Aman
Hotels, palaces et lodges

Aman, le groupe singapourien qui a renouvelé l’hôtellerie d’exception

Le groupe singapourien Aman sème ses hôtels comme des petits cailloux autour du globe, choisissant invariablement des emplacements rares pour des retraites intimes (jamais plus de 40 chambres). Pour CSP+++, mais l’antithèse du palace. Tout ce qu’on aime !

Les murs de la chambre sont lisses et nus. Un haïku de pierre et de bois où la lumière s’impose comme actrice principale. Lame de béton tapie sous un ciel aveuglant dans le désert de I’Utah, l’Amangiri fond ses 34 suites dans une perspective de dunes dorées et de roches rosées. Chaque chambre, dotée d’un mur vitré qui s’escamote dans sa totalité, projette ses habitants de plain-pied dans le paysage, à ne plus savoir s’il est dedans ou dehors. Chair de poule garantie. Cet hôtel minéral est en permanence sur liste d’attente, Graal de tout « Amanjunkie ». Dans l’univers hôtelier ouaté du groupe Aman, on ne parle en effet jamais d’habitués, encore moins de repeaters.

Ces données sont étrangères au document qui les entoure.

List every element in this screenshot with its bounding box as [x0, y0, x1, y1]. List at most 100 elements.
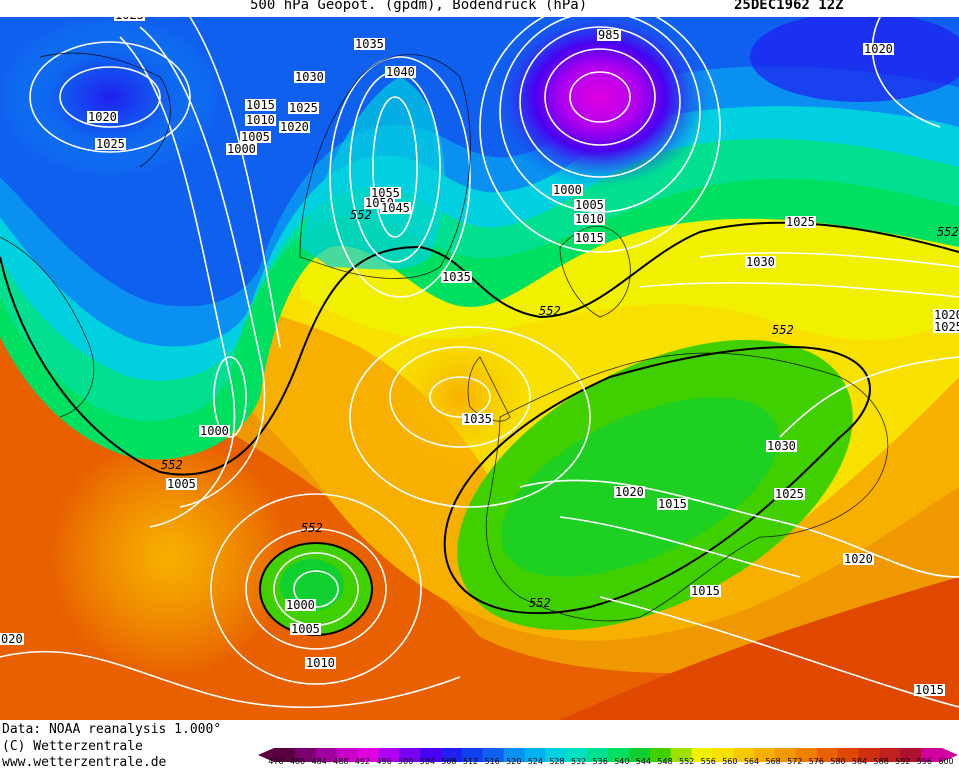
isobar-label: 1035	[441, 270, 472, 284]
isobar-label: 1020	[279, 120, 310, 134]
isobar-label: 1010	[574, 212, 605, 226]
colorbar-tick-label: 500	[398, 757, 414, 766]
colorbar-swatch	[754, 748, 776, 762]
isobar-label: 1025	[774, 487, 805, 501]
colorbar-swatch	[670, 748, 692, 762]
colorbar-swatch	[524, 748, 546, 762]
colorbar-swatch	[900, 748, 922, 762]
isobar-label: 1005	[574, 198, 605, 212]
colorbar-tick-label: 568	[765, 757, 781, 766]
colorbar-tick-label: 528	[549, 757, 565, 766]
colorbar-tick-label: 588	[873, 757, 889, 766]
colorbar-tick-label: 572	[787, 757, 803, 766]
map-canvas	[0, 17, 959, 720]
colorbar-swatch	[775, 748, 797, 762]
colorbar-swatch	[816, 748, 839, 762]
colorbar-tick-label: 532	[570, 757, 587, 766]
isobar-label: 1025	[933, 321, 959, 333]
colorbar-tick-label: 584	[851, 757, 868, 766]
isobar-label: 1000	[285, 598, 316, 612]
colorbar-swatch	[733, 748, 755, 762]
colorbar-tick-label: 516	[484, 757, 500, 766]
website-text: www.wetterzentrale.de	[2, 755, 167, 770]
coastlines	[0, 52, 889, 622]
colorbar-tick-label: 580	[830, 757, 846, 766]
data-source-text: Data: NOAA reanalysis 1.000°	[2, 722, 222, 737]
isobar-label: 1010	[305, 656, 336, 670]
colorbar-swatch	[837, 748, 859, 762]
isobar-label: 1030	[294, 70, 325, 84]
colorbar-swatch	[921, 748, 943, 762]
colorbar-swatch	[336, 748, 358, 762]
colorbar-swatch	[274, 748, 296, 762]
colorbar	[258, 748, 958, 762]
colorbar-swatch	[378, 748, 400, 762]
isobar-label: 1020	[863, 42, 894, 56]
copyright-text: (C) Wetterzentrale	[2, 739, 143, 754]
colorbar-swatch	[461, 748, 484, 762]
isobar-label: 1015	[914, 683, 945, 697]
colorbar-tick-label: 520	[506, 757, 522, 766]
weather-map: 1025 1035 1030 1040 985 1020 1015 1025 1…	[0, 17, 959, 720]
colorbar-swatch	[608, 748, 630, 762]
colorbar-tick-label: 544	[635, 757, 652, 766]
isobar-label: 1005	[290, 622, 321, 636]
isobar-label: 1030	[745, 255, 776, 269]
colorbar-tick-label: 488	[333, 757, 349, 766]
colorbar-tick-label: 548	[657, 757, 673, 766]
field-warm-sw	[50, 437, 290, 677]
colorbar-swatch	[628, 748, 651, 762]
isobar-label: 1015	[574, 231, 605, 245]
contour-label: 552	[539, 304, 561, 318]
field-blue-north	[0, 17, 959, 307]
isobar-label: 1000	[199, 424, 230, 438]
isobar-label: 1025	[785, 215, 816, 229]
colorbar-tick-label: 508	[441, 757, 457, 766]
colorbar-swatch	[879, 748, 901, 762]
colorbar-swatch	[441, 748, 463, 762]
colorbar-swatch	[587, 748, 609, 762]
colorbar-tick-label: 592	[895, 757, 911, 766]
colorbar-tick-label: 476	[268, 757, 284, 766]
colorbar-swatch	[482, 748, 505, 762]
field-warm-core	[390, 327, 530, 467]
isobar-label: 1025	[288, 101, 319, 115]
colorbar-tick-label: 540	[614, 757, 630, 766]
map-title: 500 hPa Geopot. (gpdm), Bodendruck (hPa)…	[0, 0, 959, 18]
isobar-label: 985	[597, 28, 621, 42]
field-low-far-ne	[750, 17, 959, 102]
isobar-label: 1040	[385, 65, 416, 79]
isobar-label: 1005	[240, 130, 271, 144]
isobar-label: 1015	[690, 584, 721, 598]
isobar-label: 1020	[843, 552, 874, 566]
colorbar-swatch	[691, 748, 713, 762]
colorbar-tick-label: 496	[376, 757, 392, 766]
colorbar-tick-label: 492	[354, 757, 371, 766]
isobar-label: 1020	[933, 309, 959, 321]
colorbar-arrow-right	[942, 748, 958, 762]
colorbar-tick-label: 596	[916, 757, 933, 766]
contour-label: 552	[529, 596, 551, 610]
colorbar-arrow-left	[258, 748, 274, 762]
colorbar-swatch	[649, 748, 672, 762]
colorbar-swatch	[315, 748, 338, 762]
colorbar-swatch	[399, 748, 421, 762]
colorbar-tick-label: 480	[289, 757, 306, 766]
colorbar-swatch	[712, 748, 734, 762]
colorbar-tick-label: 556	[700, 757, 716, 766]
colorbar-tick-label: 576	[808, 757, 824, 766]
colorbar-swatch	[858, 748, 880, 762]
colorbar-swatch	[294, 748, 317, 762]
isobar-label: 1025	[114, 17, 145, 21]
isobar-label: 1000	[226, 142, 257, 156]
colorbar-tick-label: 600	[938, 757, 954, 766]
contour-label: 552	[350, 208, 372, 222]
isobar-label: 1020	[87, 110, 118, 124]
colorbar-tick-label: 524	[527, 757, 543, 766]
date-label: 25DEC1962 12Z	[734, 0, 844, 13]
colorbar-tick-label: 560	[722, 757, 738, 766]
field-low-ne	[490, 17, 710, 187]
colorbar-swatch	[566, 748, 588, 762]
isobar-label: 1005	[166, 477, 197, 491]
colorbar-tick-label: 504	[419, 757, 435, 766]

Un cran au-dessus dans le bien-être

A l’attention de ceux qui fréquentent les spas dans le monde sans tout comprendre du jargon thérapeutique, rappelons que le mot « holistique » signifie qu’on traite le corps dans sa globalité. Aman s’y met à son tour en lançant son concept Wellness. Les spas du groupe étaient déjà tout à fait à la hauteur, mais voici désormais des programmes immersifs personnalisés, nourris de soins, de détox et de rééquilibrage alimentaire. Les amateurs de « re‑connexion » ou de « weight immersion » peuvent déjà s’y adonner à l’Amanpuri de Phuket et à l’Amanbagh indien, dans lequel l’ayurveda sera bien entendu de mise. Des « retraites événementielles » en groupe seront également égrenées dans l’ensemble des hôtels.

On appelle « Amanjunkies » ceux qui ont succombé un jour aux sirènes d’une escale siglée et n’ont plus jamais désiré autre chose. Ils choisissent leurs destinations en fonction des adresses de la marque, se reconnaissent entre eux à d’infimes signes et finissent parfois par acheter l’une des villas construites en bordure des resorts. Ce club autoproclamé compose 50 % de la clientèle et passe son temps à faire le tour de la planète, de la côte ouest américaine à Bali, en passant par le Bhoutan, Turks et Caicos, l’Inde, la Chine et le Japon, sans compter l’Europe. En tout, 31 adresses à ce jour. En attendant l’ouverture prochaine de Shanghai, New York, Londres…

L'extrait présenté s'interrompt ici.